Oat, Coconut & Rum Cake

Recipe by Courtney Roulston

Serves – 6-8
Prep Time – 20 minutes
Cooking Time – 45 minutes

Ingredients

  • 1 cup Red Tractor rolled oats

    ½ cup desiccated coconut

    250 ml coconut milk

    Pinch of sea salt

    1.5 cups plain flour

    2 tsp baking powder

    ½ tsp bicarbonate of soda

    150 g butter, at room temperature

    100 g golden syrup

    100 g brown sugar

    30 ml rum

    2 large eggs, room temperature

    Icing sugar for dusting

    Double cream to serve

Method

  • Preheat the oven to 180 degrees C. Grease and line a springform cake tin with baking paper.

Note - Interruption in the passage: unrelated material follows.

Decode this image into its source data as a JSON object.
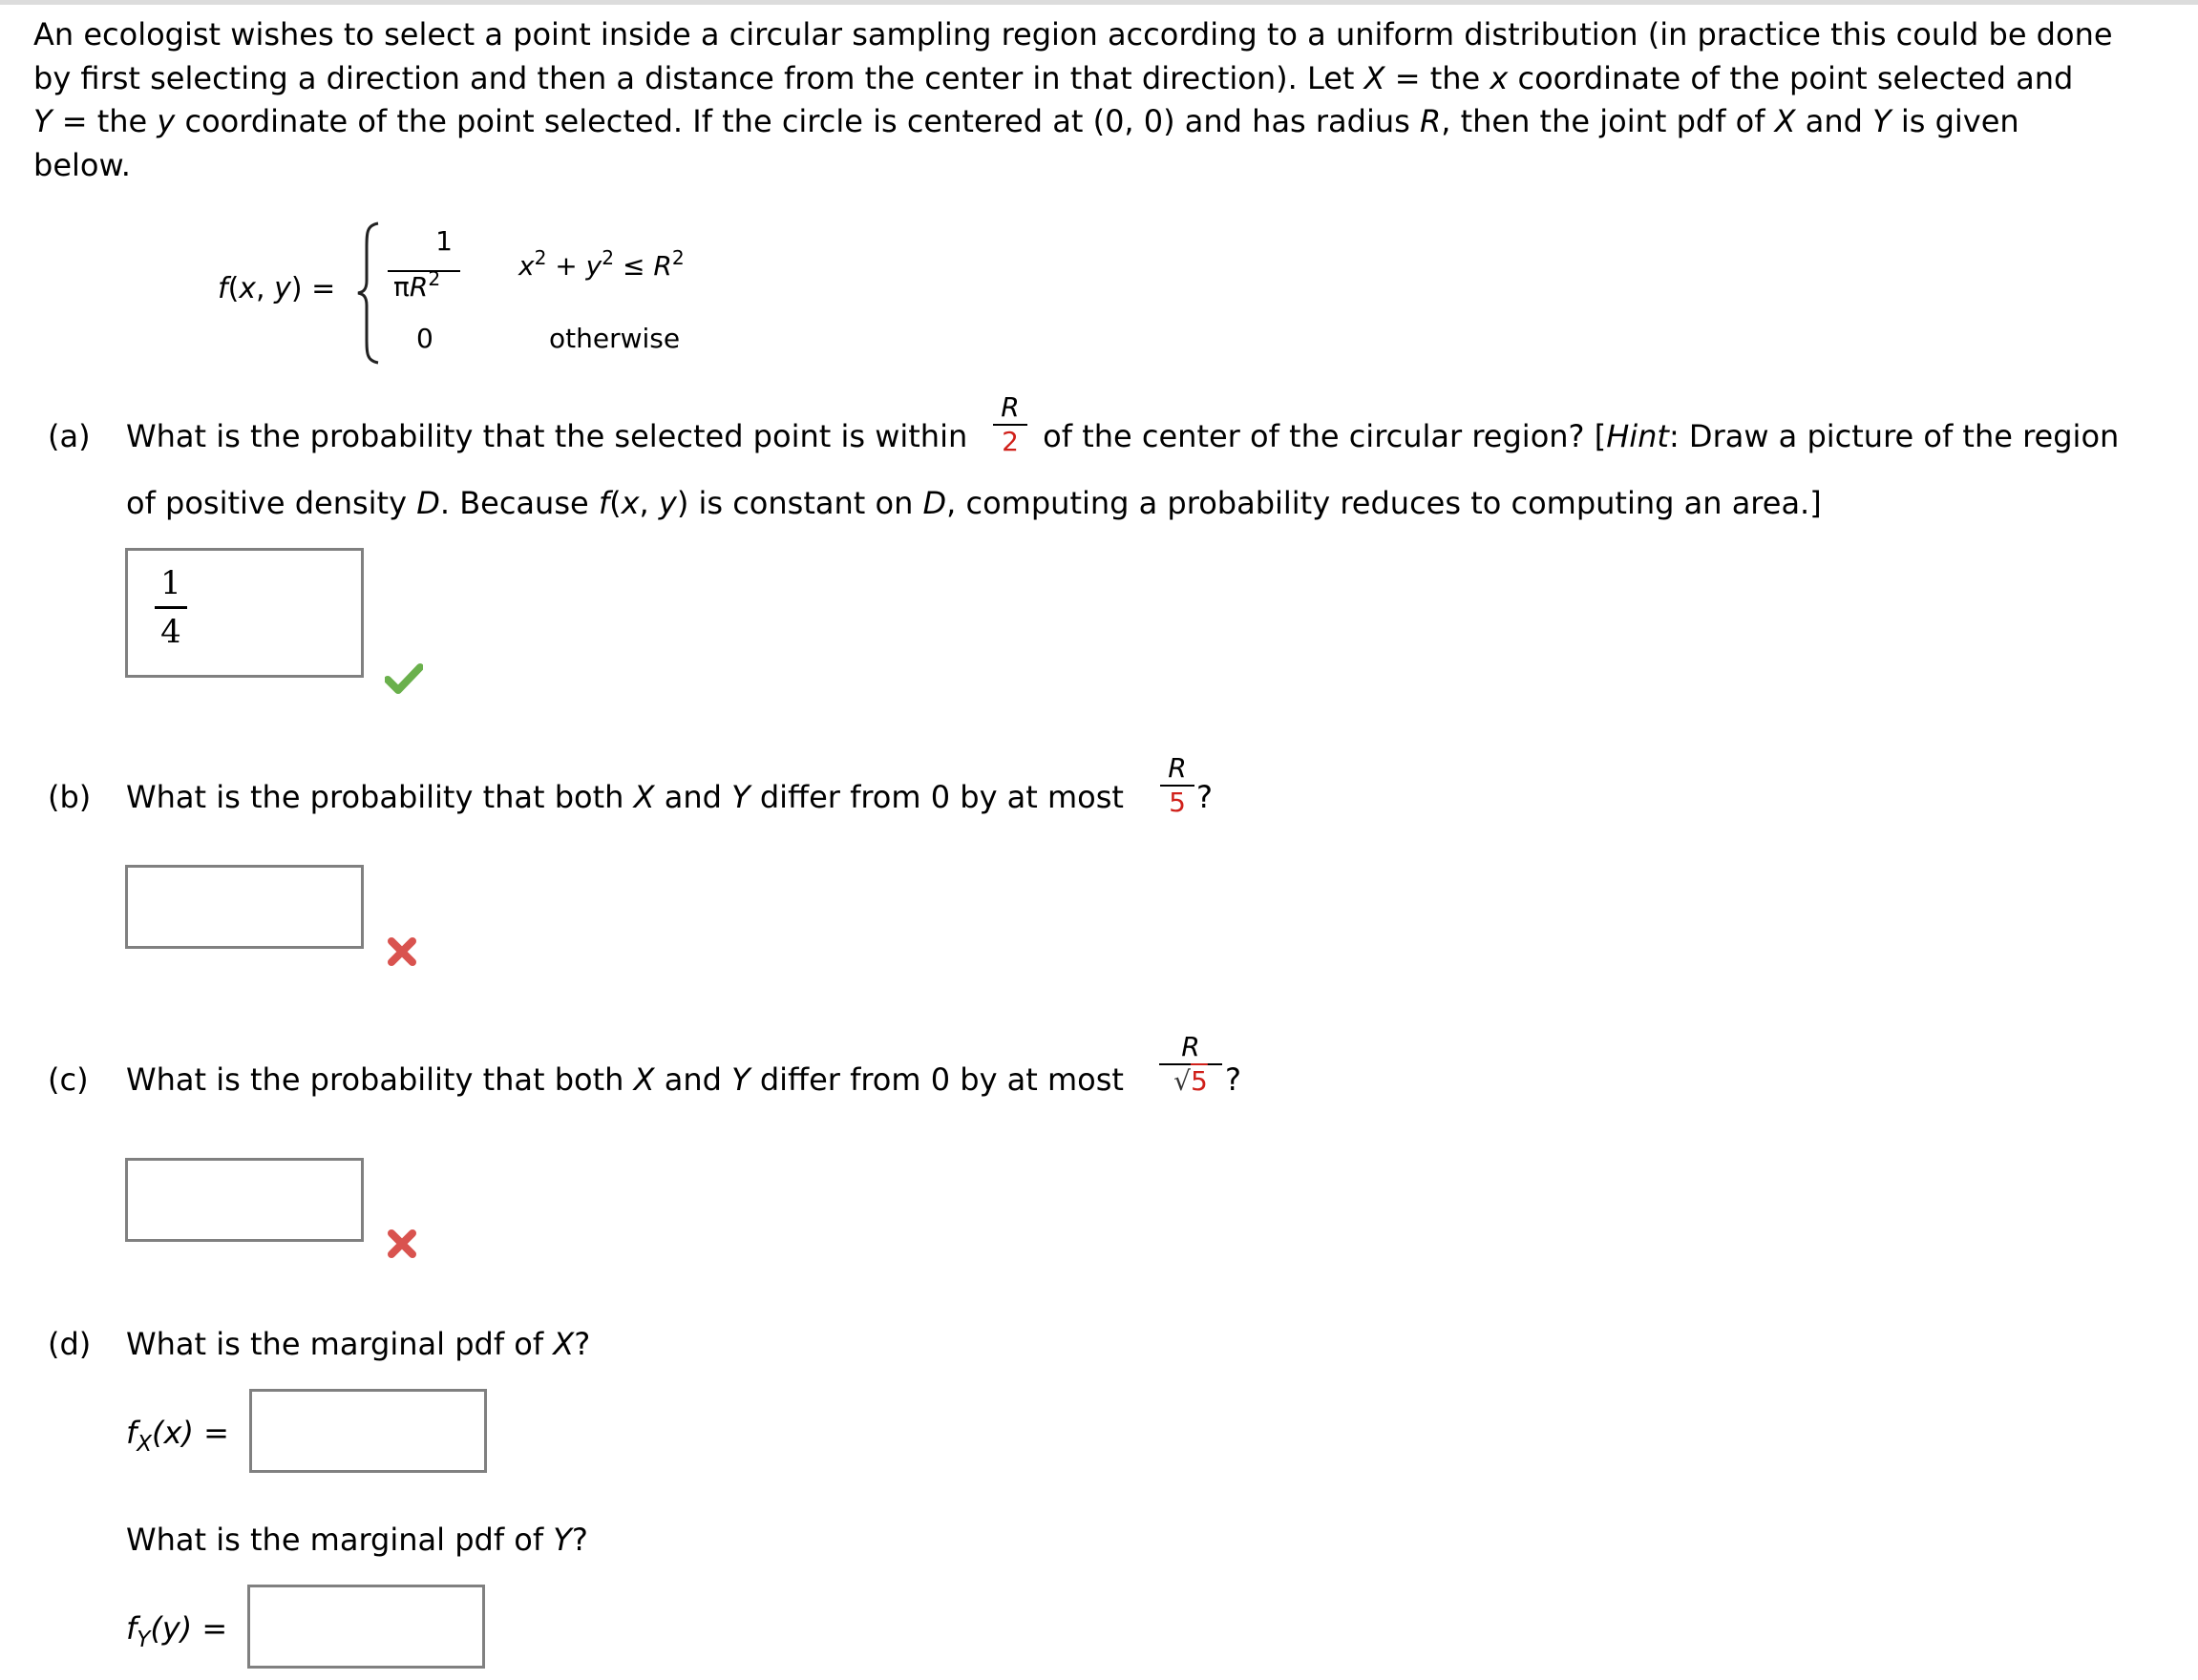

    Place the oats in a food processor and pulse until you have a rough mixture. Transfer the oats to a bowl along with the desiccated coconut, coconut milk, and a good pinch of salt. Set aside at room temperature for 10 minutes to soak.

    Sift the flour, baking powder, and bicarbonate of soda into a bowl.

    Combine the butter, golden syrup, sugar, and rum into the bowl of a stand mixer fitted with a paddle and blend for 5 minutes, or until creamy and combined. Add in the eggs one at a time, beating in between each addition. The mixture will look slightly split at this stage. Remove the bowl from the mixer and using a rubber scraper fold through the oat mixture until combined, then gently fold through the flour until the batter is all incorporated.

    Pour the batter into the prepared tin and bake for 45-50 minutes, or until a skewer inserted into the middle of the cake comes out clean. Allow to cool in the tin for 20 minutes then dust with icing sugar and serve with double cream.